Colorado Rockies deal for Kevin Pillar: How much of an upgrade is he?

Boston Red Sox right fielder Kevin Pillar (5) leaps to catch Baltimore Orioles left fielder Ryan Mountcastle (not pictured) fifth inning fly ball at Oriole Park at Camden Yards. Tommy Gilligan-USA TODAY Sports

After the acquisition of Mychal Givens, the Rockies made one final deadline move, adding veteran outfielder Kevin Pillar. Long known for his defensive prowess, Pillar has also had the best offensive season of his career thus far, posting a 109 wRC+, (his previous high was 94 in 2015).

At face value, this seems like a solid grab for a team with defensive questions and a severe lack of hitting depth in the middle-to-bottom of the order. While Pillar isn’t a downgrade at all, it’s more likely that this trade will end up being a lateral move moreso than a step forward.

Once a defensive wizard, the past few years he’s only been marginally above average.

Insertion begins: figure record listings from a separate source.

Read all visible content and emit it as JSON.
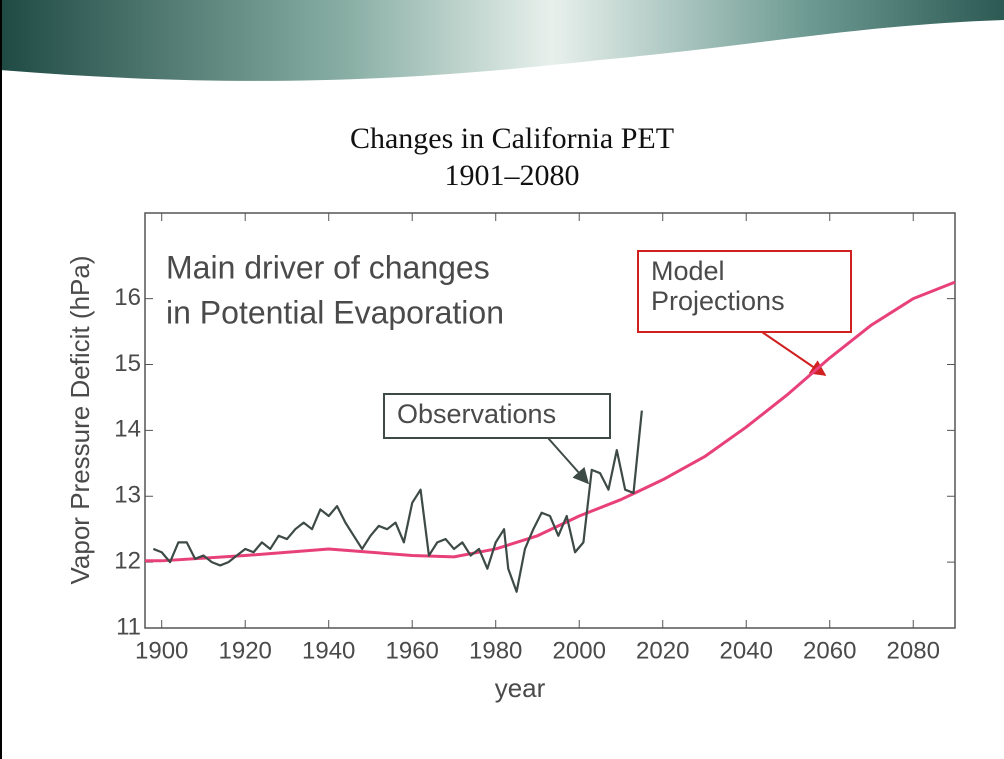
{
  "chart_data": {
    "type": "line",
    "title": "Changes in California PET",
    "subtitle": "1901–2080",
    "xlabel": "year",
    "ylabel": "Vapor Pressure Deficit (hPa)",
    "annotation": [
      "Main driver of changes",
      "in Potential Evaporation"
    ],
    "xlim": [
      1896,
      2090
    ],
    "ylim": [
      11,
      17.3
    ],
    "xticks": [
      1900,
      1920,
      1940,
      1960,
      1980,
      2000,
      2020,
      2040,
      2060,
      2080
    ],
    "yticks": [
      11,
      12,
      13,
      14,
      15,
      16
    ],
    "series": [
      {
        "name": "Observations",
        "color": "#3d4a46",
        "x": [
          1898,
          1900,
          1902,
          1904,
          1906,
          1908,
          1910,
          1912,
          1914,
          1916,
          1918,
          1920,
          1922,
          1924,
          1926,
          1928,
          1930,
          1932,
          1934,
          1936,
          1938,
          1940,
          1942,
          1944,
          1946,
          1948,
          1950,
          1952,
          1954,
          1956,
          1958,
          1960,
          1962,
          1964,
          1966,
          1968,
          1970,
          1972,
          1974,
          1976,
          1978,
          1980,
          1982,
          1983,
          1985,
          1987,
          1989,
          1991,
          1993,
          1995,
          1997,
          1999,
          2001,
          2003,
          2005,
          2007,
          2009,
          2011,
          2013,
          2015
        ],
        "values": [
          12.2,
          12.15,
          12.0,
          12.3,
          12.3,
          12.05,
          12.1,
          12.0,
          11.95,
          12.0,
          12.1,
          12.2,
          12.15,
          12.3,
          12.2,
          12.4,
          12.35,
          12.5,
          12.6,
          12.5,
          12.8,
          12.7,
          12.85,
          12.6,
          12.4,
          12.2,
          12.4,
          12.55,
          12.5,
          12.6,
          12.3,
          12.9,
          13.1,
          12.1,
          12.3,
          12.35,
          12.2,
          12.3,
          12.1,
          12.2,
          11.9,
          12.3,
          12.5,
          11.9,
          11.55,
          12.2,
          12.5,
          12.75,
          12.7,
          12.4,
          12.7,
          12.15,
          12.3,
          13.4,
          13.35,
          13.1,
          13.7,
          13.1,
          13.05,
          14.3
        ]
      },
      {
        "name": "Model Projections",
        "color": "#e8407a",
        "x": [
          1896,
          1900,
          1920,
          1940,
          1960,
          1970,
          1980,
          1990,
          2000,
          2010,
          2020,
          2030,
          2040,
          2050,
          2060,
          2070,
          2080,
          2090
        ],
        "values": [
          12.02,
          12.02,
          12.1,
          12.2,
          12.1,
          12.08,
          12.2,
          12.4,
          12.7,
          12.95,
          13.25,
          13.6,
          14.05,
          14.55,
          15.1,
          15.6,
          16.0,
          16.25
        ]
      }
    ]
  }
}
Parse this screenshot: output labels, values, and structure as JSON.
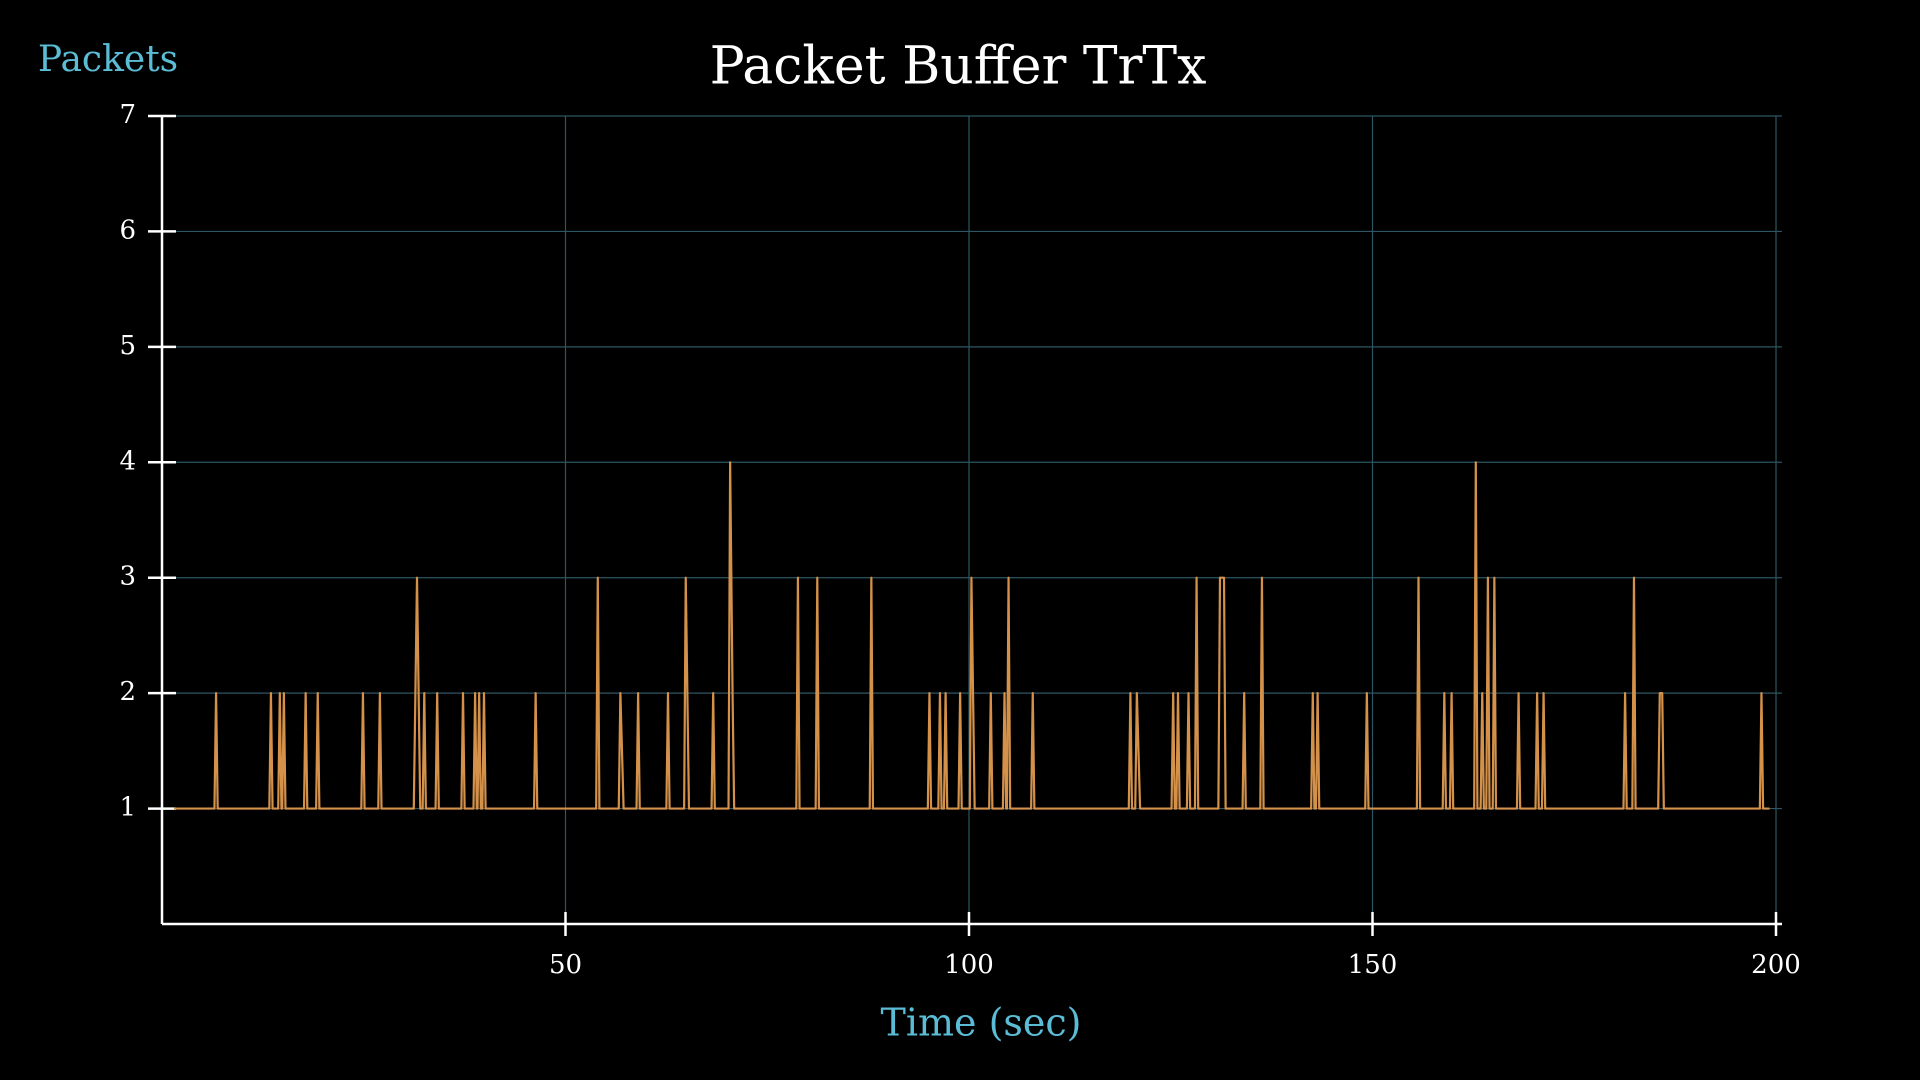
{
  "chart_data": {
    "type": "line",
    "title": "Packet Buffer TrTx",
    "x_label": "Time (sec)",
    "y_label": "Packets",
    "x": [
      1.5,
      6.5,
      6.7,
      6.9,
      13.3,
      13.5,
      13.7,
      14.4,
      14.6,
      14.8,
      14.9,
      15.1,
      15.3,
      17.6,
      17.8,
      18.0,
      19.1,
      19.3,
      19.5,
      24.7,
      24.9,
      25.1,
      26.8,
      27.0,
      27.2,
      31.2,
      31.6,
      32.0,
      32.3,
      32.5,
      32.7,
      33.9,
      34.1,
      34.3,
      37.1,
      37.3,
      37.5,
      38.6,
      38.8,
      39.0,
      39.1,
      39.3,
      39.5,
      39.7,
      39.9,
      40.1,
      46.1,
      46.3,
      46.5,
      53.8,
      54.0,
      54.2,
      56.6,
      56.8,
      57.2,
      58.8,
      59.0,
      59.2,
      62.5,
      62.7,
      62.9,
      64.7,
      64.9,
      65.3,
      68.1,
      68.3,
      68.5,
      70.2,
      70.4,
      70.7,
      70.9,
      78.6,
      78.8,
      79.0,
      81.0,
      81.2,
      81.4,
      87.7,
      87.9,
      88.1,
      94.9,
      95.1,
      95.3,
      96.2,
      96.4,
      96.6,
      96.9,
      97.1,
      97.3,
      98.7,
      98.9,
      99.1,
      100.1,
      100.3,
      100.7,
      102.5,
      102.7,
      102.9,
      104.2,
      104.4,
      104.6,
      104.7,
      104.9,
      105.1,
      107.7,
      107.9,
      108.1,
      119.8,
      120.0,
      120.2,
      120.6,
      120.8,
      121.2,
      125.1,
      125.3,
      125.5,
      125.7,
      125.9,
      126.1,
      127.0,
      127.2,
      127.4,
      128.0,
      128.2,
      128.4,
      130.9,
      131.1,
      131.6,
      131.8,
      133.9,
      134.1,
      134.3,
      136.1,
      136.3,
      136.5,
      142.4,
      142.6,
      142.8,
      143.0,
      143.2,
      143.4,
      149.1,
      149.3,
      149.5,
      155.5,
      155.7,
      155.9,
      158.7,
      158.9,
      159.1,
      159.6,
      159.8,
      160.0,
      162.6,
      162.8,
      163.0,
      163.4,
      163.6,
      163.8,
      164.1,
      164.3,
      164.5,
      164.9,
      165.1,
      165.3,
      167.9,
      168.1,
      168.3,
      170.2,
      170.4,
      170.6,
      171.0,
      171.2,
      171.4,
      181.1,
      181.3,
      181.5,
      182.2,
      182.4,
      182.6,
      185.4,
      185.6,
      185.9,
      186.1,
      198.0,
      198.2,
      198.4,
      199.2
    ],
    "series": [
      {
        "color": "#d4914a",
        "values": [
          1,
          1,
          2,
          1,
          1,
          2,
          1,
          1,
          2,
          1,
          1,
          2,
          1,
          1,
          2,
          1,
          1,
          2,
          1,
          1,
          2,
          1,
          1,
          2,
          1,
          1,
          3,
          1,
          1,
          2,
          1,
          1,
          2,
          1,
          1,
          2,
          1,
          1,
          2,
          1,
          1,
          2,
          1,
          1,
          2,
          1,
          1,
          2,
          1,
          1,
          3,
          1,
          1,
          2,
          1,
          1,
          2,
          1,
          1,
          2,
          1,
          1,
          3,
          1,
          1,
          2,
          1,
          1,
          4,
          2,
          1,
          1,
          3,
          1,
          1,
          3,
          1,
          1,
          3,
          1,
          1,
          2,
          1,
          1,
          2,
          1,
          1,
          2,
          1,
          1,
          2,
          1,
          1,
          3,
          1,
          1,
          2,
          1,
          1,
          2,
          1,
          1,
          3,
          1,
          1,
          2,
          1,
          1,
          2,
          1,
          1,
          2,
          1,
          1,
          2,
          1,
          1,
          2,
          1,
          1,
          2,
          1,
          1,
          3,
          1,
          1,
          3,
          3,
          1,
          1,
          2,
          1,
          1,
          3,
          1,
          1,
          2,
          1,
          1,
          2,
          1,
          1,
          2,
          1,
          1,
          3,
          1,
          1,
          2,
          1,
          1,
          2,
          1,
          1,
          4,
          1,
          1,
          2,
          1,
          1,
          3,
          1,
          1,
          3,
          1,
          1,
          2,
          1,
          1,
          2,
          1,
          1,
          2,
          1,
          1,
          2,
          1,
          1,
          3,
          1,
          1,
          2,
          2,
          1,
          1,
          2,
          1,
          1
        ]
      }
    ],
    "xlim": [
      0,
      200
    ],
    "ylim": [
      0,
      7
    ],
    "xticks": [
      50,
      100,
      150,
      200
    ],
    "yticks": [
      1,
      2,
      3,
      4,
      5,
      6,
      7
    ],
    "grid": true
  }
}
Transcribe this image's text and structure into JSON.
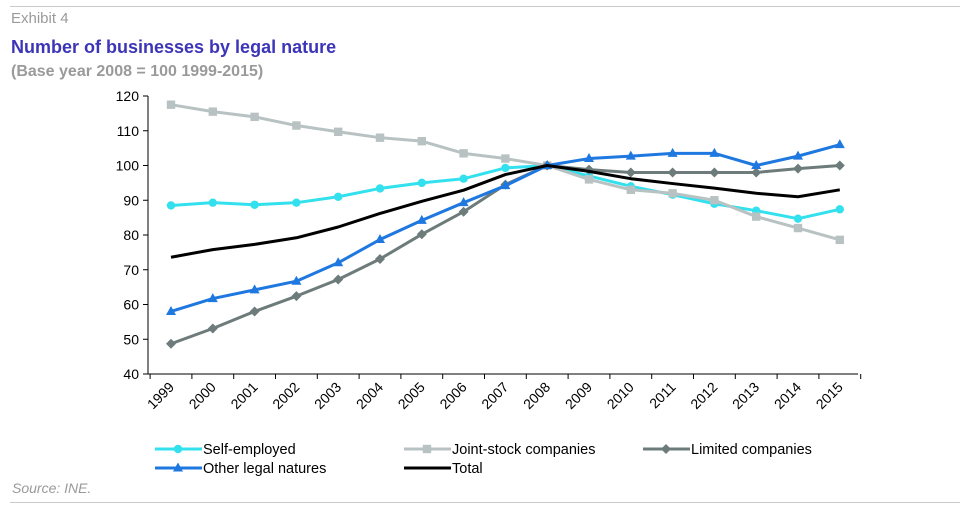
{
  "header": {
    "exhibit": "Exhibit 4",
    "title": "Number of businesses by legal nature",
    "subtitle": "(Base year 2008 = 100 1999-2015)"
  },
  "footer": {
    "source": "Source: INE."
  },
  "chart_data": {
    "type": "line",
    "title": "Number of businesses by legal nature",
    "subtitle": "(Base year 2008 = 100 1999-2015)",
    "xlabel": "",
    "ylabel": "",
    "x": [
      "1999",
      "2000",
      "2001",
      "2002",
      "2003",
      "2004",
      "2005",
      "2006",
      "2007",
      "2008",
      "2009",
      "2010",
      "2011",
      "2012",
      "2013",
      "2014",
      "2015"
    ],
    "ylim": [
      40,
      120
    ],
    "yticks": [
      40,
      50,
      60,
      70,
      80,
      90,
      100,
      110,
      120
    ],
    "grid": false,
    "legend_position": "bottom",
    "series": [
      {
        "name": "Self-employed",
        "color": "#33e0ee",
        "marker": "circle",
        "values": [
          88.5,
          89.3,
          88.7,
          89.3,
          91.0,
          93.4,
          95.0,
          96.2,
          99.3,
          100,
          97.0,
          94.0,
          91.6,
          89.0,
          87.0,
          84.7,
          87.4
        ]
      },
      {
        "name": "Joint-stock companies",
        "color": "#b8c2c2",
        "marker": "square",
        "values": [
          117.5,
          115.5,
          114.0,
          111.5,
          109.7,
          108.0,
          107.0,
          103.5,
          102.0,
          100,
          96.0,
          93.0,
          92.0,
          90.0,
          85.3,
          82.0,
          78.6
        ]
      },
      {
        "name": "Limited companies",
        "color": "#6d7b7b",
        "marker": "diamond",
        "values": [
          48.7,
          53.1,
          58.0,
          62.4,
          67.2,
          73.1,
          80.2,
          86.7,
          94.5,
          100,
          98.8,
          98.0,
          98.0,
          98.0,
          98.0,
          99.1,
          100.0
        ]
      },
      {
        "name": "Other legal natures",
        "color": "#1e78e0",
        "marker": "triangle",
        "values": [
          58.0,
          61.7,
          64.2,
          66.7,
          72.0,
          78.7,
          84.2,
          89.3,
          94.2,
          100,
          102.0,
          102.7,
          103.5,
          103.5,
          100.0,
          102.7,
          106.0
        ]
      },
      {
        "name": "Total",
        "color": "#000000",
        "marker": "none",
        "values": [
          73.6,
          75.8,
          77.3,
          79.2,
          82.3,
          86.2,
          89.7,
          92.9,
          97.4,
          100,
          98.3,
          96.2,
          94.8,
          93.5,
          92.0,
          91.0,
          93.0
        ]
      }
    ]
  }
}
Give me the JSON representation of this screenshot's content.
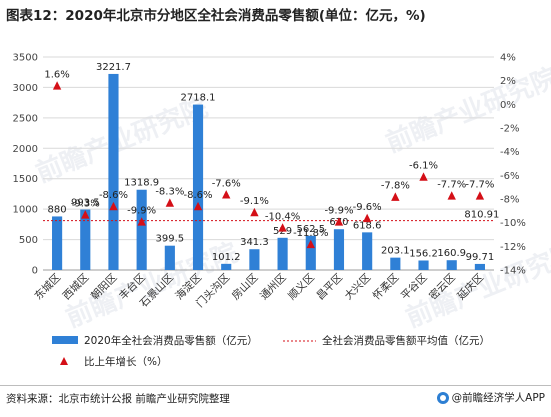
{
  "title": "图表12：2020年北京市分地区全社会消费品零售额(单位：亿元，%)",
  "source": "资料来源：北京市统计公报 前瞻产业研究院整理",
  "brand": "@前瞻经济学人APP",
  "watermark": "前瞻产业研究院",
  "colors": {
    "bar": "#2f80d6",
    "marker": "#d40f17",
    "avgline": "#d40f17",
    "grid": "#d9d9d9"
  },
  "legend": {
    "bar_label": "2020年全社会消费品零售额（亿元）",
    "avg_label": "全社会消费品零售额平均值（亿元）",
    "growth_label": "比上年增长（%）"
  },
  "chart_data": {
    "type": "bar",
    "categories": [
      "东城区",
      "西城区",
      "朝阳区",
      "丰台区",
      "石景山区",
      "海淀区",
      "门头沟区",
      "房山区",
      "通州区",
      "顺义区",
      "昌平区",
      "大兴区",
      "怀柔区",
      "平谷区",
      "密云区",
      "延庆区"
    ],
    "series": [
      {
        "name": "2020年全社会消费品零售额（亿元）",
        "type": "bar",
        "values": [
          880,
          993.5,
          3221.7,
          1318.9,
          399.5,
          2718.1,
          101.2,
          341.3,
          529,
          562.5,
          670,
          618.6,
          203.1,
          156.2,
          160.9,
          99.71
        ],
        "labels": [
          "880",
          "993.5",
          "3221.7",
          "1318.9",
          "399.5",
          "2718.1",
          "101.2",
          "341.3",
          "529",
          "562.5",
          "670",
          "618.6",
          "203.1",
          "156.2",
          "160.9",
          "99.71"
        ]
      },
      {
        "name": "比上年增长（%）",
        "type": "scatter",
        "axis": "right",
        "values": [
          1.6,
          -9.3,
          -8.6,
          -9.9,
          -8.3,
          -8.6,
          -7.6,
          -9.1,
          -10.4,
          -11.8,
          -9.9,
          -9.6,
          -7.8,
          -6.1,
          -7.7,
          -7.7
        ],
        "labels": [
          "1.6%",
          "-9.3%",
          "-8.6%",
          "-9.9%",
          "-8.3%",
          "-8.6%",
          "-7.6%",
          "-9.1%",
          "-10.4%",
          "-11.8%",
          "-9.9%",
          "-9.6%",
          "-7.8%",
          "-6.1%",
          "-7.7%",
          "-7.7%"
        ]
      },
      {
        "name": "全社会消费品零售额平均值（亿元）",
        "type": "line",
        "value": 810.91,
        "label": "810.91"
      }
    ],
    "ylim": [
      0,
      3500
    ],
    "yticks": [
      0,
      500,
      1000,
      1500,
      2000,
      2500,
      3000,
      3500
    ],
    "y2lim": [
      -14,
      4
    ],
    "y2ticks": [
      4,
      2,
      0,
      -2,
      -4,
      -6,
      -8,
      -10,
      -12,
      -14
    ],
    "y2tick_labels": [
      "4%",
      "2%",
      "0%",
      "-2%",
      "-4%",
      "-6%",
      "-8%",
      "-10%",
      "-12%",
      "-14%"
    ],
    "legend_position": "bottom"
  }
}
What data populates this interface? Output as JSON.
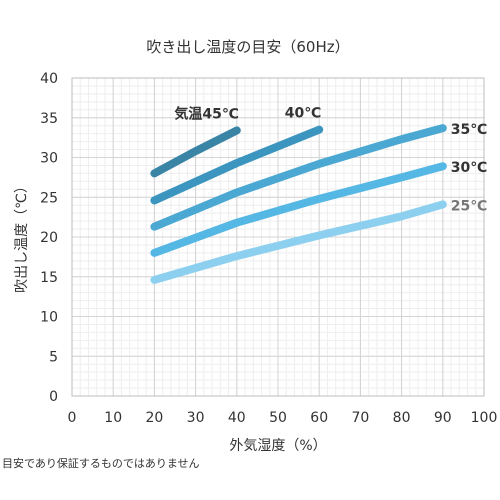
{
  "chart_data": {
    "type": "line",
    "title": "吹き出し温度の目安（60Hz）",
    "xlabel": "外気湿度（%）",
    "ylabel": "吹出し温度（℃）",
    "xlim": [
      0,
      100
    ],
    "ylim": [
      0,
      40
    ],
    "xticks": [
      "0",
      "10",
      "20",
      "30",
      "40",
      "50",
      "60",
      "70",
      "80",
      "90",
      "100"
    ],
    "yticks": [
      "0",
      "5",
      "10",
      "15",
      "20",
      "25",
      "30",
      "35",
      "40"
    ],
    "grid": true,
    "series": [
      {
        "name": "気温45℃",
        "color": "#3a84a6",
        "x": [
          20,
          30,
          40
        ],
        "y": [
          28.0,
          30.8,
          33.4
        ]
      },
      {
        "name": "40℃",
        "color": "#3b95bf",
        "x": [
          20,
          40,
          60
        ],
        "y": [
          24.6,
          29.3,
          33.5
        ]
      },
      {
        "name": "35℃",
        "color": "#4aa8d2",
        "x": [
          20,
          40,
          60,
          80,
          90
        ],
        "y": [
          21.3,
          25.6,
          29.2,
          32.3,
          33.7
        ]
      },
      {
        "name": "30℃",
        "color": "#55b7e3",
        "x": [
          20,
          40,
          60,
          80,
          90
        ],
        "y": [
          18.0,
          21.8,
          24.8,
          27.5,
          28.9
        ]
      },
      {
        "name": "25℃",
        "color": "#8ccfef",
        "x": [
          20,
          40,
          60,
          80,
          90
        ],
        "y": [
          14.6,
          17.6,
          20.2,
          22.6,
          24.1
        ]
      }
    ]
  },
  "footnote": "目安であり保証するものではありません"
}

His last positive season as a defender by Defensive Runs Saved was 2017. Outs Above Average has had him near league average since 2016. This year has been no exception. No longer the Superman he used to be, his value as a patrolman in the vast green sea of Coors is severely mitigated.

As mentioned previously, Kevin Pillar has been producing above average results at the plate. Past the actually results however, are some concerning numbers that would suggest Pillar hasn’t actually been that great offensively this season. The outlier production so far this season already suggests likely regression to the mean, as he’s been consistently in the high 80’s/low 90’s in wRC+.

Outside of this however, Pillar’s batted ball profile is pretty poor. On a team that has struggled offensively as a unit, Pillar’s xwOBA would rank second-to-last among Rockies outfielders above only the mightily struggling David Dahl.

With Blackmon and Tapia as locks in the starting lineup and holding down the corners, Kevin Pillar would have to leap David Dahl, Sam Hilliard, and Garrett Hampson for a spot in centerfield. Dahl has just not been good all season so we can comfortably say that Pillar would produce over him.

The other two may be a different story. Defensively Pillar’s major appeal doesn’t really favor either player as both reside in the 76th percentile for Outs Above Average. Hillard edges Pillar in xwOBA by 7 points, but to decide over this is splitting hairs.

As of now, these players are putting up similar production and it seemed redundant to have both of these guys on the same roster. This doesn’t even address the fact that Garrett Hampson plays the best centerfield on the roster. He already has the most Outs Above Average as well as the most speed, but he ranks 3rd on the Rockies and 2nd among the infielders in xwOBA.

With two players in his position who are younger and arguably better, the numbers make the decision a conflicting and confusing one. The acquisition of Pillar should probably only be used as a depth piece.

My suggestion for using Pillar would be to slide into right field off of the bench during the days that Blackmon needs to rest by DH’ing or sitting. Pillar’s value this season defensively has even been better as a right fielder than any other spot.

If Pillar becomes an everyday player, expect slightly above average defense and some mild offensive regression.